Azo
Hommage à Azo Vauguy
• Les larmes d’un homme qui n’a plus de larmes
• Moi qui n’ai plus de larmes, j’ai pleuré ce matin
Moi qui ne pleure plus ni devant la mort ni face à la mort depuis tant d’années ; tant, tant de malheurs ont tari la source de mes larmes,
J’ai pleuré ce matin.
Moi qui déteste tant crier mon impuissance face à la détresse de ceux et celles qui comptent pour moi, et face à ma propre détresse ; tant, tant de détresses ont cousu de fil noir mes 66 balais,
J’ai pleuré ce matin de rage impuissante.
Douleur immense. Cri silencieux.
Azo et moi avions des liens si forts ! Deux destins d’humilité et de modestie forgés par des douleurs sans rémission.

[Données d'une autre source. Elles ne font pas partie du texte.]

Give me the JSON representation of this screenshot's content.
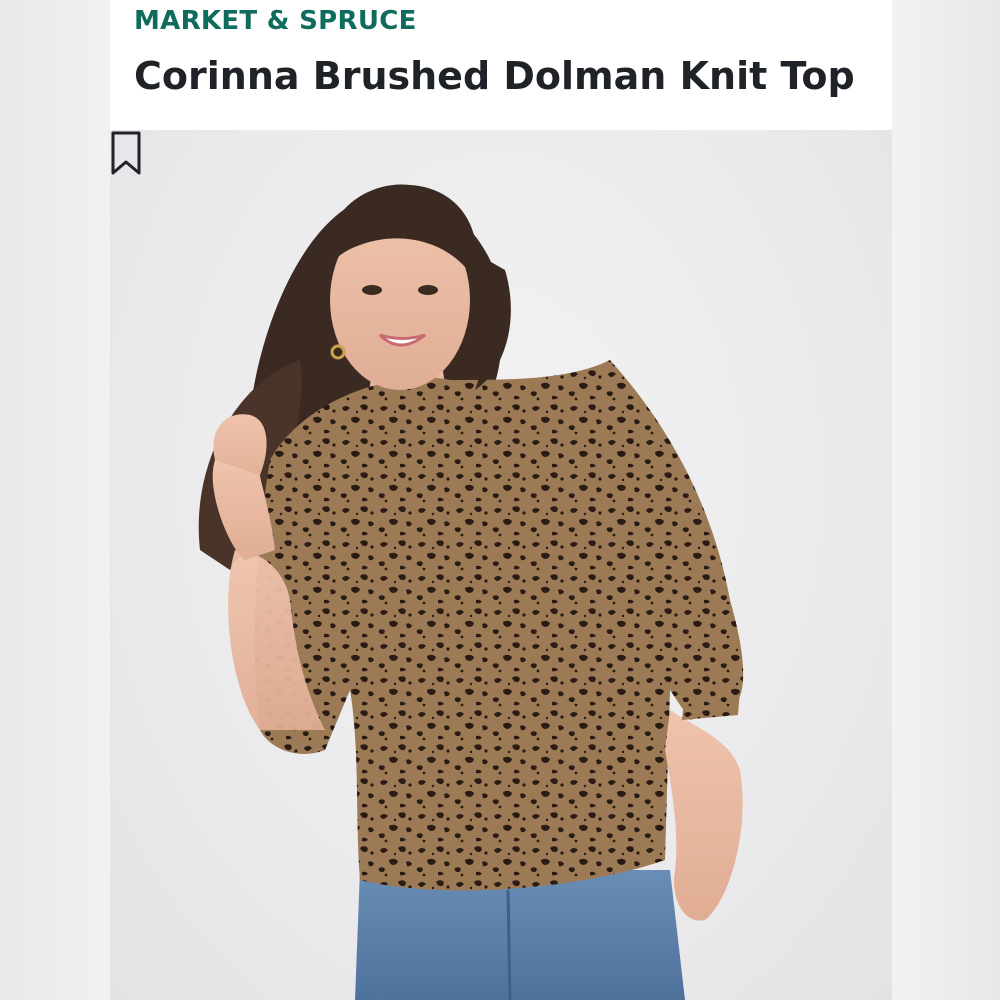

Lui, blessé tant de fois par la vie et dans sa vie.
Moi, couvert de meurtrissures depuis la pointe des cheveux que je n’ai plus, jusqu’à la plante des pieds.
Nos destins étaient destinés à vivre un parfait parallélisme. A se croiser.
Le journalisme nous a fait nous rencontrer. L’amour des Arts et des Lettres, passion commune et partagée, nous unissait en esprit.
En 2016, c’est à lui, et à personne d’autre, que je confiai la lecture et la relecture de l’un des chapitres du dernier livre qu’Agnès Kraidy et moi écrivions. Je lui fis aussi lire et relire le compuscrit de l’ouvrage d’un ami. Manière de préserver sa dignité qu’il avait intacte et debout, en dépit d’épreuves infinies.
Il était, comme moi qui suis fatigué d’être pauvre, dans le besoin du strict nécessaire. Le véritable minimum du minimum vital.
Il venait jusqu’à moi, à Grand-Bassam. Nous parlions jusqu’à épuisement de tous les mots.
Il me racontait son unicité. Son amour fusionnel et éternel avec et pour sa mère dont il est l’enfant unique – si les souvenirs de ses confidences à moi sont bons. Et sa peine immense et sa douleur sans fin et chaque jour plus vive de la perte de sa mère, unique comme lui – il n’en avait qu’une seule, comme nous tous.
Il m’a tout dit de comment il a appris et aimé faire la cuisine quand, hébergé à domicile, par le couple Simone et Laurent Gbagbo, il leur mijotait de bons petits plats.
Mais depuis si longtemps déjà, il était sans domicile fixe. Quand un ami compatissant lui a permis de dormir dans son salon. A Yopougon.
Pour ne pas gêner son bienfaiteur, il s’était fait une obligation de partir très tôt le matin de la maison et d’errer à travers la ville jusqu’à la nuit tombante. Jusqu’à épuisement. Jusqu’à... Sans jamais rien demander à personne. Un cycle sans fin, jusqu’à sa fin, dans la nuit dernière.
Grand esprit, sa chair vivait de peu. Son dernier livre, écrit dans la douleur, avec un verbe puisé aux larmes, il me l’a dédicacé d’une phrase sublime qui prend une résonnance particulière en cet instant cruel. Il me l’avait porté jusqu’à Grand-Bassam, chez moi.
Ato, Azo
Tu m’as tendu, toi mon ami et mon frère, une main amicale et fraternelle. Je t’ai tendu la mienne, amicale et fraternelle. Je suis assuré que, de là où tu es, et moi, de là où, sursitaire, je me trouve, nous les maintenons serrées, à jamais.
Pour toi, je ne demanderai ni légèreté de la terre aux entrailles si boulimiques des meilleurs d’entre nous, ni repos de ton âme, supplication désuète devenue sentier battu dont on habille à la fois les dépouilles de crétins et de grands hommes.
Pour toi Ato (comme toi et moi aimions à nous appeler)
Je supplie nos ancêtres et les humains vivants ou morts que jamais ne s’éteigne ton esprit, si grand d’ouverture aux Arts, aux Lettres et, au total, à la Culture. La grande.
Tu as traversé la terre des hommes auréolé de ton verbe et de ta dignité dans le malheur et éternellement hélas ! l’oubli de ceux à qui tu n’as pourtant fait que du bien.
Que ton œuvre immortalise ton esprit. C’est ma seule et unique prière. Et elle est pour toi.